Vi ricordate Psystar, l’azienda con base in Florida che si è messa a spacciare Mac Cloni nel completo disinteresse di Apple? Le simpatiche canaglie sono tornate alla carica e hanno deciso di puntare in alto: no, non hanno creato un clone di iPhone 3G, a quello ci pensano già la Samsung e la LG. I faceti bricconi di Psystar, non contenti di aver creato un prodotto assolutamente insufficiente sotto molteplici punti di vista, hanno deciso di trasferire il loro (not) know-how, in ambito business. OpenServ 1100 e OpenServ 2400 sono i due nuovi cloni commercializzati da Psystar che fanno il verso ad Xserve e come i propri predecessori desktop, gli OpenComputer, sono disponibili con Mac OS X (Server ovviamente) preinstallato.
Anche gli OpenServ sulla carta battono la propria controparte ufficiale, così come gli OpenComputer, sempre in via teorica, avrebbero dovuto stracciare i propri corrispettivi desktop ufficiali e offrire le prestazioni di un Mac Pro al prezzo di un Mac Mini. Inutile ricordare che gli improponibili macinini hanno riscosso solamente recensioni mediocri. Grazie all’impossibilità di gestire liberamente gli updates e ai mille problemi tecnici che sorgono durante l’utilizzo dovuti alla versione rattoppata di Leopard installata da Psystar, l’esperienza di utilizzo è quanto di più lontano da quella che offre un vero computer Apple.
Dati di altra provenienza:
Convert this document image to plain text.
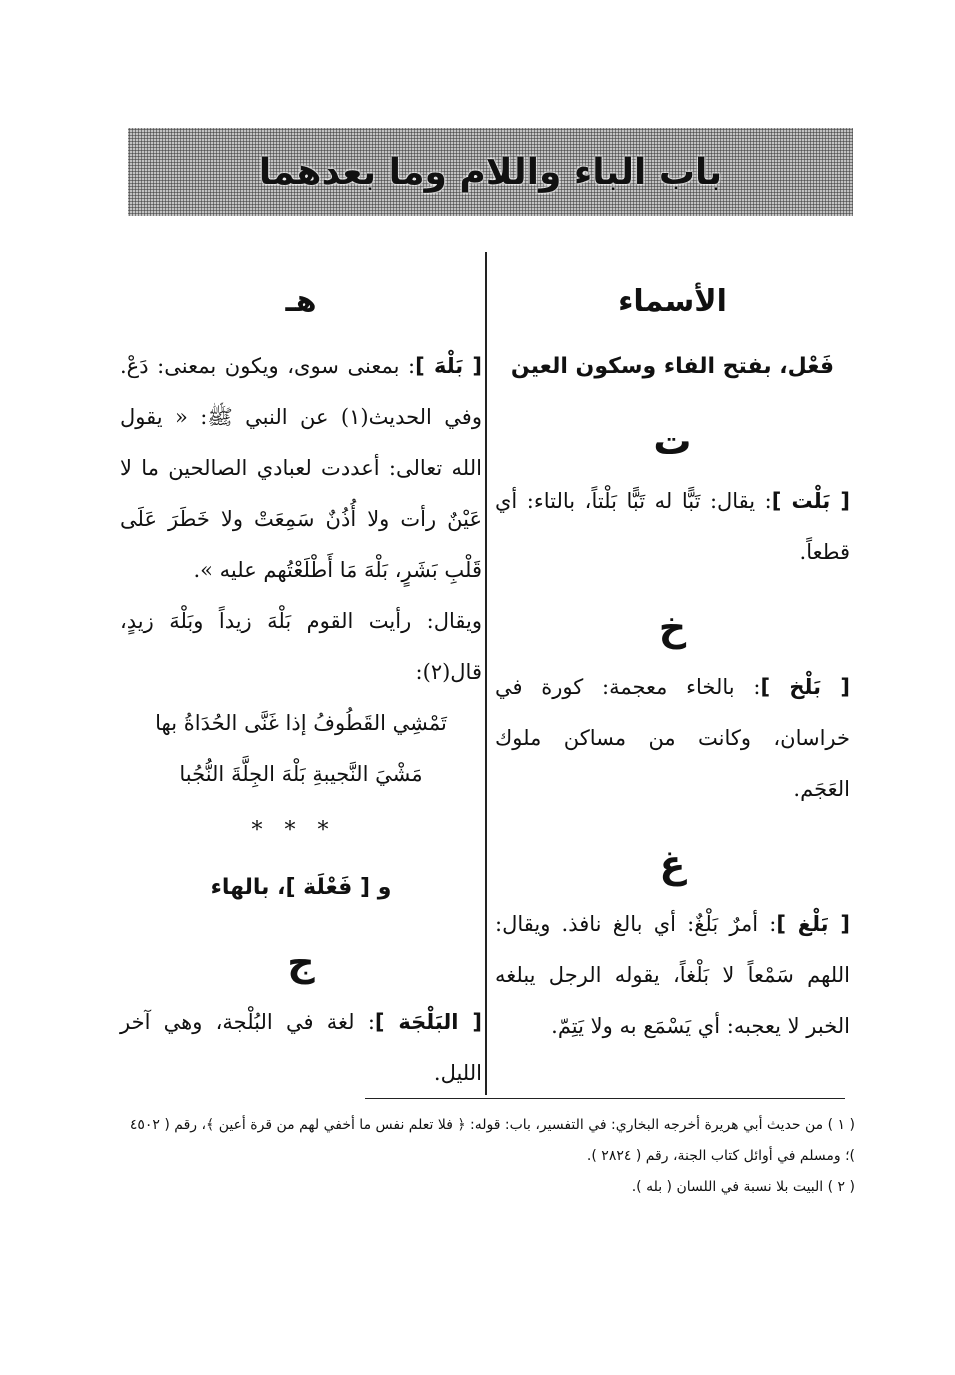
باب الباء واللام وما بعدهما
الأسماء
فَعْل، بفتح الفاء وسكون العين
ت

[ بَلْت ]: يقال: تَبًّا له تَبًّا بَلْتاً، بالتاء: أي قطعاً.

خ

[ بَلْخ ]: بالخاء معجمة: كورة في خراسان، وكانت من مساكن ملوك العَجَم.

غ

[ بَلْغ ]: أمرٌ بَلْغٌ: أي بالغ نافذ. ويقال: اللهم سَمْعاً لا بَلْغاً، يقوله الرجل يبلغه الخبر لا يعجبه: أي يَسْمَع به ولا يَتِمّ.

هـ

[ بَلْهَ ]: بمعنى سوى، ويكون بمعنى: دَعْ. وفي الحديث(١) عن النبي ﷺ: « يقول الله تعالى: أعددت لعبادي الصالحين ما لا عَيْنٌ رأت ولا أُذُنٌ سَمِعَتْ ولا خَطَرَ عَلَى قَلْبِ بَشَرٍ، بَلْهَ مَا أَطْلَعْتُهم عليه ».

ويقال: رأيت القوم بَلْهَ زيداً وبَلْهَ زيدٍ، قال(٢):

تَمْشِي القَطُوفُ إذا غَنَّى الحُدَاةُ بها
مَشْيَ النَّجيبةِ بَلْهَ الجِلَّةَ النُّجُبا
***
و [ فَعْلَة ]، بالهاء
ج

[ البَلْجَة ]: لغة في البُلْجة، وهي آخر الليل.

( ١ ) من حديث أبي هريرة أخرجه البخاري: في التفسير، باب: قوله: ﴿ فلا تعلم نفس ما أخفي لهم من قرة أعين ﴾، رقم ( ٤٥٠٢ )؛ ومسلم في أوائل كتاب الجنة، رقم ( ٢٨٢٤ ).

( ٢ ) البيت بلا نسبة في اللسان ( بله ).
Come se non bastasse gli OpenComputer una volta accesi fanno il rumore di una turbina a reazione. Anche chi volesse acquistarne uno per installarvi Linux o Windows potrebbe tranquillamente ricorrere a soluzioni di qualità nettamente maggiore.
Adesso trasferite virtualmente tutto questo in ambiente business. Chi è quel pazzo disposto ad affidare ad un clone da 1,600$ (OpenServ 1100) o da 2,000$ (OpenServ 2400) l’elaborazione dei dati della propria attività lavorativa? La verità è che l’installazione di Leopard Server, che comunque viene costare 500$ in più per la versione 10-clients o 1000$ per la versione Unlimited, è solo una delle molteplici opzioni e servirà forse alla Psystar più come specchietto per le allodole. O almeno vogliamo sperare che chiunque sia interessato a questi prodotti abbia il buon senso di scegliere un OS Server diverso al momento dell’installazione.
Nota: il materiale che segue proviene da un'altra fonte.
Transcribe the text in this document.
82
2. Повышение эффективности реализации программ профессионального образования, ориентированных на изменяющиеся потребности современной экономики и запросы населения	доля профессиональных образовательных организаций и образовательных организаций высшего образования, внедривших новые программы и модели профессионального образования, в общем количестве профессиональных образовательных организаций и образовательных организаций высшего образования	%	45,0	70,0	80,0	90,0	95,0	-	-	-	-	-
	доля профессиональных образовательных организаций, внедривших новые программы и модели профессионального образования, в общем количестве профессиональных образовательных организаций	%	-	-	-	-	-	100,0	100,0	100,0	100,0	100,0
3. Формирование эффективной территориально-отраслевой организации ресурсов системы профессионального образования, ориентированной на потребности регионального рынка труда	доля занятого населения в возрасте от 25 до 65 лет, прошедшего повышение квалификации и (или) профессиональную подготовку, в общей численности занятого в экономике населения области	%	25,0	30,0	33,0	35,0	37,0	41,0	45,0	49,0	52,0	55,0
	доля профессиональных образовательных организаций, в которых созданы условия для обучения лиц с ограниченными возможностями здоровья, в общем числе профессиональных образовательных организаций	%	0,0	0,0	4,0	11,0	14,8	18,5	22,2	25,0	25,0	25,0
A fronte di un risparmio praticamente nullo (l’installazione di Leopard Server Unlimited porta il prezzo di OpenServ 2400 a 2999$, ovvero il medesio prezzo del server di Apple) sull’acquisto di un Xserve lo sfortunato acquirente dovrà mettere in conto le ore passate a risolvere problemi e malfunzionamenti, o magari le chiamate all’assistenza.
La mossa di Psystar è probabilmente un rilancio che serve più che altro per non cadere nel dimenticatoio, luogo figurato in cui Apple sembra comunque aver relegato la piccola compagnia, visto che da Cupertino, ancora una volta, non arrivano reazioni.